1.      Lack of enterprise standardization view:

The information in IoT network is generated from multiple resources such as devices, sensors and other sources that lack a holistic view of the data which provides an overall view on the data.

2.      Lack of IT Governance:

Because of the complexity of IoT solutions in data sharing across multiple devices and networks, the organization may face information accountability issues.

3.      Lack of Secure Access restrictions:

One of the crucial challenges in managing IoT solutions is to provide role-based restricted access because of the interaction of multiple networks. It’s very important to maintain a secure authentication across various vendors and IoT ecosystem.

4.      Maintaining Compliance:

As IoT advances it imposes new security compliances and regulatory challenges to the organizations. It’s very important to adhere to compliance with multiple organizations, intra-organizational, governmental compliances on data transactions.

5.      Lack of standard data format:

IoT architecture should have standard protocol and format but because of advancements in IoT maintaining standard guidelines is very challenging.

6.      Restricted Database management:

IoT deals with both structured and unstructured data so organizations should consider Big Data, No SQL database technologies which have its own security issues.

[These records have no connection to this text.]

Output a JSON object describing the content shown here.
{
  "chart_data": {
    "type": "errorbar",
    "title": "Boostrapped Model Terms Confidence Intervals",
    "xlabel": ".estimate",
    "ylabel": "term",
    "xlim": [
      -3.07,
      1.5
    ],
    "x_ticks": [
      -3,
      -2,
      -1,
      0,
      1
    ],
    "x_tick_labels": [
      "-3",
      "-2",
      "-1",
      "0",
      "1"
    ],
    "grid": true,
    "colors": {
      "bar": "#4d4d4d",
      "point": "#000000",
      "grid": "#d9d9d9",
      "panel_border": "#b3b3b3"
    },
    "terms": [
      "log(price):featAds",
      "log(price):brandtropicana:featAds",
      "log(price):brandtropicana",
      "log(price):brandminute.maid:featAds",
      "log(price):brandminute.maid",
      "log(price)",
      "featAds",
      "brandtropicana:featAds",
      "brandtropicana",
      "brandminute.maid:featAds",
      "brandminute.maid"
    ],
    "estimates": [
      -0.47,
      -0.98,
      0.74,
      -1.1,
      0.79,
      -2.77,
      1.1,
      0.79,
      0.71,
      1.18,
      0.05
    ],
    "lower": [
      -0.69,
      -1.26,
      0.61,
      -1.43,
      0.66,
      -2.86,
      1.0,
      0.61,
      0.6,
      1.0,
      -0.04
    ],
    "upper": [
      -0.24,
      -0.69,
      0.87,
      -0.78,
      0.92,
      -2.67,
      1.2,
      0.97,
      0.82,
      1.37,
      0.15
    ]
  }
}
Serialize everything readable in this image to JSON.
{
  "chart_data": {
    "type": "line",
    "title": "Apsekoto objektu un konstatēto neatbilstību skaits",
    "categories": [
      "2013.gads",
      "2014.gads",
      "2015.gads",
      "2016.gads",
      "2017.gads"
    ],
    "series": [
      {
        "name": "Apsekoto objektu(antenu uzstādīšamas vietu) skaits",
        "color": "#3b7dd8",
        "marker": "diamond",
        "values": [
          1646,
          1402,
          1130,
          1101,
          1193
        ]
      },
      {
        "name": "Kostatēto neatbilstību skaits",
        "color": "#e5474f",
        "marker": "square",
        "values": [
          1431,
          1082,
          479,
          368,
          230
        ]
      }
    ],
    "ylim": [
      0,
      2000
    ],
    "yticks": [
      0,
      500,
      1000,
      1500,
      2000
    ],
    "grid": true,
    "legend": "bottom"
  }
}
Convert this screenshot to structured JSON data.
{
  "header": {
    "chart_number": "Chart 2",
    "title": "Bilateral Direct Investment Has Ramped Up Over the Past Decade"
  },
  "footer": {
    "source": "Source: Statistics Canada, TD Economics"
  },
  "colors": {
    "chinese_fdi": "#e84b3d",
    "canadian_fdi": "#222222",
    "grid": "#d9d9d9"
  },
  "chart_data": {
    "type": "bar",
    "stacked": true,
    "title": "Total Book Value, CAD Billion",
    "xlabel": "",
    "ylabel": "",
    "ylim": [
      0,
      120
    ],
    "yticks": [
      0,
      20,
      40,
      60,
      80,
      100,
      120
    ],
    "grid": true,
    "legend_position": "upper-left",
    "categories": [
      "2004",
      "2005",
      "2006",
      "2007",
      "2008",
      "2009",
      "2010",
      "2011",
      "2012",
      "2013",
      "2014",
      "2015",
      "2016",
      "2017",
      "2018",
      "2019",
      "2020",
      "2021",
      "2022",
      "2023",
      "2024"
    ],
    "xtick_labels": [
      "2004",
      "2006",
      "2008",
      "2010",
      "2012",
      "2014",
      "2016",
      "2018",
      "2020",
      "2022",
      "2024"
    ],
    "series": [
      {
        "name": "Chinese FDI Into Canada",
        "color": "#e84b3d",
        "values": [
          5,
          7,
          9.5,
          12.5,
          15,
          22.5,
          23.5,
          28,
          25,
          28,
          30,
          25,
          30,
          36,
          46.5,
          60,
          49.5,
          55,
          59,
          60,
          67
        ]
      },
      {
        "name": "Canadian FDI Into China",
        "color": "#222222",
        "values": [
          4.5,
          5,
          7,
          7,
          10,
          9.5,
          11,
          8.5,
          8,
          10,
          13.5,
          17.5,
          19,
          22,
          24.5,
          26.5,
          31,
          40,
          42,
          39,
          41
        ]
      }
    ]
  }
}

In order to address the above-mentioned issues, the organization should maintain effective data governance principles. IoT data lifecycle management strategy should comprise the below mentioned:

IoT data lifecycle management strategy

1.       Data Creation:

Data creation should be aligned with the business mission to control unwanted data creation. Selecting the right devices and vendors is very important in generating data.

2.       Data Collation:

The organization should identify the required and useful information which is relevant to the business needs.

3.       Data Storage:

Data security is a mission-critical item. The organization should forecast the data growth (Velocity, volume, and variety of data) and availability of infrastructure to accommodate that.

4.       Data Cleansing:

Applying the required data cleansing rules to get access to the relevant data. The cleansing process should be lightweight.

5.       Data Processing:

Data processing should be business mission and customer-centric. It should also allow for parallel processing with minimal cost.

6.       Data Retention:

It should comply with business requirements and IT regulations. The organization should focus on identifying useful information to ensure minimal data loss.

7.       Data Archiving:

It should happen with the regulatory requirements of the business and various organizations. It should be cost effective and efficient.

8.       Data Purging:

This process should be done with most care to avoid data loss, the organization must clearly define which information is useful and discard irrelevant information.

Conclusion

Many enterprises wanted to reap the benefits of IoT solutions. Nevertheless, without having a proper IoT Governance model, it’s very likely to failure of the mission. The IoT model needs to develop with a technical strategy and EA to maintain the standards. Security and data privacy are a key reason for the failure of an IoT solution, so IoT governance models and the process should be within the security concerns of the organization.

References

  • Andrew Hobbs. (n.d.). Retrieved from https://internetofbusiness.com/5-ways-the-internet-of-things-is-transforming-businesses-today/
  • Andrew Hobbs. (n.d.). Retrieved from https://internetofbusiness.com/10-steps-to-a-successful-business-case-for-iot/
  • IBM Developers. (n.d.). Retrieved from https://developer.ibm.com/articles/iot-governance-01/#define-your-iot-governance-processes-and-policies
  • Karyan Murphy. (n.d.). Retrieved from https://www.sas.com/en_us/insights/articles/data-management/iot-success-depends-on-data-governance-security-privacy.html
  • Rahul Kode. (n.d.). Retrieved from https://www.saviantconsulting.com/blog/5-ways-how-iot-and-analytics-help-enterprises.aspx
  • US Department of Defense. (n.d.). DoD Policy Recommendations for IoT.